The internet changes this in that what constitutes the public space begins to move from an ethereal, abstract projection that exists figuratively ‘out there’ to the collection of culture than one finds on the screen. Naturally, we are still talking about an abstract construction (think of the multiplicity of answers to the question “What is the internet?”) but the public space is no longer about passive, one-way dissemination – the media out there that we then react to – but is a participatory arena, the sort the early Greeks could have dreamed of. While hardly a groundbreaking idea, I’d argue this is an important point to reiterate because when entry into the public space is no longer determined solely by economics or cultural capital, the dynamics of the situation change.

The Public Space is a Screen on which to Project One’s Identity

So, if as Rex argues, that communication and publishing are becoming conflated, then the public space needs to be reconceptualised as a blank canvas rather than a locus of mass culture that operates in a top-down manner. Culture in a rather literal sense becomes virtual and is a constantly morphing point of reference that exists in dynamic relation to the individuals that comprise that cultural context. This is a radical shift from even television where ‘individual interests’ were as determined as they were expressed.

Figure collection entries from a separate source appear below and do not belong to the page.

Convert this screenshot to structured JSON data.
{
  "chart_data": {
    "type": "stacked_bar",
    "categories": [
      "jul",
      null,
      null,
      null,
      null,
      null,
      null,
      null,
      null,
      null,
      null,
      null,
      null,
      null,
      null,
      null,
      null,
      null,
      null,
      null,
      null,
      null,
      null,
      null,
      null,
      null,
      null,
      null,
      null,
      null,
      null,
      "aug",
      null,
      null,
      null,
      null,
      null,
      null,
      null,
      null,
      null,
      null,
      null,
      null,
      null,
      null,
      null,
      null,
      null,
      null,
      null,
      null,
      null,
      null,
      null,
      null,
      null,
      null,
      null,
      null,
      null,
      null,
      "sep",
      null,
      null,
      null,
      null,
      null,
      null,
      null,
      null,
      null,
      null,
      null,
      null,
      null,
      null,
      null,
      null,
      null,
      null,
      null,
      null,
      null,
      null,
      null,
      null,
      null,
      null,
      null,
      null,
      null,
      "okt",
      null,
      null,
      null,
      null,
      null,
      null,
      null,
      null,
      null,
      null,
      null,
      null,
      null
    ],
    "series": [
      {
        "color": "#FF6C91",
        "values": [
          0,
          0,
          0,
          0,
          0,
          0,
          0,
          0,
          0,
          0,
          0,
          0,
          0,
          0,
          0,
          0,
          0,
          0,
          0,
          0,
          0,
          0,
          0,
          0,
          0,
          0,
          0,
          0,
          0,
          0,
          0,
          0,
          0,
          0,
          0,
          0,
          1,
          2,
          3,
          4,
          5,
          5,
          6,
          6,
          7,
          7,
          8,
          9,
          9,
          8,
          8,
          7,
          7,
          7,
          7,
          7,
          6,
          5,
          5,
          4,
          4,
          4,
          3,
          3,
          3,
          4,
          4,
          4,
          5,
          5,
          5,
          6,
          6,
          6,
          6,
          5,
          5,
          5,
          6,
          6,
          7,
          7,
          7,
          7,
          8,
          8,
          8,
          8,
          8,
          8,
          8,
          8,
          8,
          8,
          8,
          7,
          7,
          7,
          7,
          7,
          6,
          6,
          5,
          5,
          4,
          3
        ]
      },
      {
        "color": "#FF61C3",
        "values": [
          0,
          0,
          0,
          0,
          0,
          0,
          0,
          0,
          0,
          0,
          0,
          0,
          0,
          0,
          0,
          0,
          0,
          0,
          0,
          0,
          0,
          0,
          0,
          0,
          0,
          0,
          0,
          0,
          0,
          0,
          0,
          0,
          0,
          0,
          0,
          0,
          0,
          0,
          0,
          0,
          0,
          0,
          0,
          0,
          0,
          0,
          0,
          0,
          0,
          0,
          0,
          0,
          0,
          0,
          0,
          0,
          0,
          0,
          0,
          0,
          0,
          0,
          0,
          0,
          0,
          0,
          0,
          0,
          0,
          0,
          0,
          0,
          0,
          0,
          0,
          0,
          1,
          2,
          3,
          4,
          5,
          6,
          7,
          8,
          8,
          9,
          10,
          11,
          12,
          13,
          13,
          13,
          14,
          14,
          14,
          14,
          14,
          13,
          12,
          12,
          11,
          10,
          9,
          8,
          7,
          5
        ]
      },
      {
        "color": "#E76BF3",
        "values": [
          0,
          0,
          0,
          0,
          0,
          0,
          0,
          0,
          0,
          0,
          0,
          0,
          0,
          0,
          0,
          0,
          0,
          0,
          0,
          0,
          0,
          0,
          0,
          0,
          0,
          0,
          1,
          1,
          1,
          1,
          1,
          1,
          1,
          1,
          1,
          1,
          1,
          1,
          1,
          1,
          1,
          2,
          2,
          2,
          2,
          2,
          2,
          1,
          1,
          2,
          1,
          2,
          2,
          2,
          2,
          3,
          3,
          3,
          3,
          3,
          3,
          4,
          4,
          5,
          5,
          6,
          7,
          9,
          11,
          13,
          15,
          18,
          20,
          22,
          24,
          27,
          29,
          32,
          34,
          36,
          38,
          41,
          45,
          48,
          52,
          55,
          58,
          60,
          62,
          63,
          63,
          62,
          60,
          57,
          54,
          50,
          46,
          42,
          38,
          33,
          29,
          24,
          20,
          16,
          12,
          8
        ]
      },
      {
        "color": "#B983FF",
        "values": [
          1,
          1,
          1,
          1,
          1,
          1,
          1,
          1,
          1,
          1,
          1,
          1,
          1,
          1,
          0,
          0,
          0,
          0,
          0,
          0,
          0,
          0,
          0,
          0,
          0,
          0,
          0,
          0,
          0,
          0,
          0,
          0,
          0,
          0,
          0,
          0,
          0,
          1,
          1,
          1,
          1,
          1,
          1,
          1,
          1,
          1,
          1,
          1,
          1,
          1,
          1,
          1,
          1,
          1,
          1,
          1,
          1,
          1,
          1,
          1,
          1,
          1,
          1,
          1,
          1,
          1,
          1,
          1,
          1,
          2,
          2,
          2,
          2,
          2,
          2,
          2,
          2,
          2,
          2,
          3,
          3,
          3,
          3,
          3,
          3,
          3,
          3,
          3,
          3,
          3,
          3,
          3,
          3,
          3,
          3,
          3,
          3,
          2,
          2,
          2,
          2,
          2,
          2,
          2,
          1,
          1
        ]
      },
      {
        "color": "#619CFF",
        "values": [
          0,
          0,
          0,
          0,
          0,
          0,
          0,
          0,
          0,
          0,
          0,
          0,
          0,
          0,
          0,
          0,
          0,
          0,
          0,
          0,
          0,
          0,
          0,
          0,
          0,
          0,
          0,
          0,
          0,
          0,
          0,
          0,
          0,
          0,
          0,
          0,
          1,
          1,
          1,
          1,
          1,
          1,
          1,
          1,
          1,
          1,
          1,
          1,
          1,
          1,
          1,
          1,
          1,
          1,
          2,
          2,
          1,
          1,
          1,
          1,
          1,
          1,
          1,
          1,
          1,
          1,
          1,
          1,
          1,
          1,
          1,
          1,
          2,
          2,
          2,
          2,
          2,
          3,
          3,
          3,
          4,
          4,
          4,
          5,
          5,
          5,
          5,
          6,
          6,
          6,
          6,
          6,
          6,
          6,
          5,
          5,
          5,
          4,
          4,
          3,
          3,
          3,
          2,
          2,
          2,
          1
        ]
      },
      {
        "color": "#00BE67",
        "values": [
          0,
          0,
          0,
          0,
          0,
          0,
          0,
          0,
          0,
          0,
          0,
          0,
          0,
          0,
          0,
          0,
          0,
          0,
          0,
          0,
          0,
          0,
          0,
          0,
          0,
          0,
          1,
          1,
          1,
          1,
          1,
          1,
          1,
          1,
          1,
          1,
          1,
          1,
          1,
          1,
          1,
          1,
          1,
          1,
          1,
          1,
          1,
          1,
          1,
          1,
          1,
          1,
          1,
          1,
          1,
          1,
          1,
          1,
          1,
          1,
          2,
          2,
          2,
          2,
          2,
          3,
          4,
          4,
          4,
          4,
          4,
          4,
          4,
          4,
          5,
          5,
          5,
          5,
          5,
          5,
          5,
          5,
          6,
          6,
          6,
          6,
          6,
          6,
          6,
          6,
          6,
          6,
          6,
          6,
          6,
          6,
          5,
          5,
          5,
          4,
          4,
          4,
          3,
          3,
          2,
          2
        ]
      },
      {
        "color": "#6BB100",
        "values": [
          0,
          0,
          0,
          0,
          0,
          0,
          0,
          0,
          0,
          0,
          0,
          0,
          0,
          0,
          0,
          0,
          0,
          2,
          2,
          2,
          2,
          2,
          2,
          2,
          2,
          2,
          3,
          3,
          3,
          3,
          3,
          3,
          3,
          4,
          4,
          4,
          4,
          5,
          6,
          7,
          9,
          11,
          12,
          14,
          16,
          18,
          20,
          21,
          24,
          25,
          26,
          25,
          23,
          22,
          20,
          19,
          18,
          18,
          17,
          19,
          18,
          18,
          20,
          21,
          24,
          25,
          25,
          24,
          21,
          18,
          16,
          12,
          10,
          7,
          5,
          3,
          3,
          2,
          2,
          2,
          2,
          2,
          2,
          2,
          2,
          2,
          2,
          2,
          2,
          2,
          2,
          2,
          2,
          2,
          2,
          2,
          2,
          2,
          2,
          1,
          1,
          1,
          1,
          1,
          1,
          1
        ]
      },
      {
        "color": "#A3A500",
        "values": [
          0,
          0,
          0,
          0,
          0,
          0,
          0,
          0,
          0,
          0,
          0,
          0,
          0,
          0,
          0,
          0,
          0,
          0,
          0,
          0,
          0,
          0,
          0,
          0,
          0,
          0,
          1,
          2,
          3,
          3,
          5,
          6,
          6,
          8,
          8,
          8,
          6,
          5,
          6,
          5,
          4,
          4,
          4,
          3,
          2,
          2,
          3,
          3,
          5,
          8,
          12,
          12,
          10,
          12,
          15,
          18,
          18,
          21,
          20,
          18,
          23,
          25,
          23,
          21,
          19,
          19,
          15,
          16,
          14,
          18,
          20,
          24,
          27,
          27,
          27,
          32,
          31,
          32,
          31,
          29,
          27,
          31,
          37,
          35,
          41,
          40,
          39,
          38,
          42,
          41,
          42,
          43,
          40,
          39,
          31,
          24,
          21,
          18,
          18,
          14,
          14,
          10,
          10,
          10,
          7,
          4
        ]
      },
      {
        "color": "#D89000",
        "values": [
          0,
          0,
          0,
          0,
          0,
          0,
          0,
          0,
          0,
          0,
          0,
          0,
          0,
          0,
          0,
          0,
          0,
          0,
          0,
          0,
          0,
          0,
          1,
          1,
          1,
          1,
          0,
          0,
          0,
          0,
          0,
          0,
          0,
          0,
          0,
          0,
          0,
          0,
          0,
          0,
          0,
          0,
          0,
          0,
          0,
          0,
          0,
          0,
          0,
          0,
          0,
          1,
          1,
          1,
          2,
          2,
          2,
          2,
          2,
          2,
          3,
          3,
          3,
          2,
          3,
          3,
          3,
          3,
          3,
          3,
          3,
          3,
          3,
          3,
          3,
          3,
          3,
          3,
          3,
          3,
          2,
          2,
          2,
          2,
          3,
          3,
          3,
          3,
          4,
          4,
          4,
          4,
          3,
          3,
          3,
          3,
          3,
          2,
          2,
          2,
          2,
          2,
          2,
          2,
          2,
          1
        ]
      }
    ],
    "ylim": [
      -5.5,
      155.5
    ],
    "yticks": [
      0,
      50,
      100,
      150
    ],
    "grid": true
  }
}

So if the location of public discourse and cultural activity has shifted from the physical to the virtual, then this abstract space that is culture becomes a space for the articulation of identity. While this previously had to happen in face-to-face interaction, the (kinda’) universalisation of a publishing network means that there is a virtual space that exists so that I might construct “who I am”. It is important to note that the two-way back and forth of the new public space means that the internet is not a repository for identities or like a grand version of Second Life. Rather, it is both social prosthesis and an entirely new social arena in which identities can be created, morphed and reflected back into ‘real life’. Why, you ask? Because…

Identities are No Longer Attached to Bodies

Finally, as an extension, the issue of ‘who I am’ needs to be rethought. Let me, in a stunning move for a blogger, use myself as an example. On the internet I am even more of a no-one than I am in real life; yet even I am quickly becoming a conflation of my physical self and my virtual projection that exists through this blog, the comments I leave on others, Twitter and my Facebook profile. I can no longer seem to interact with my peers without this other aspect of who I am coming up. So what I am experiencing is a reconfiguration of what you might call the simultaneity of identity: previously, I was who I was in the here and now as centred upon my physical body. I am now, in a very real sense, living both here and there, in my body and online, and to engage in a bit of Kevin Kelly-esque pontification, the contextual relationship between space, time and identity will have to be thought through differently. If social interaction is always about the move into the public – why speak if not to be heard? – then one cannot assert the superiority of one aspect of one’s identity over another, if and when the ‘outside’ public face of identity becomes as important as the ‘inside’. What the internet will lead to is an inversion of the Cartesian cogito in which the self will exist only in as much as it exists in the public space. To put it mildy, the cultural and philosophical ramifications of this shift will be fucking huge.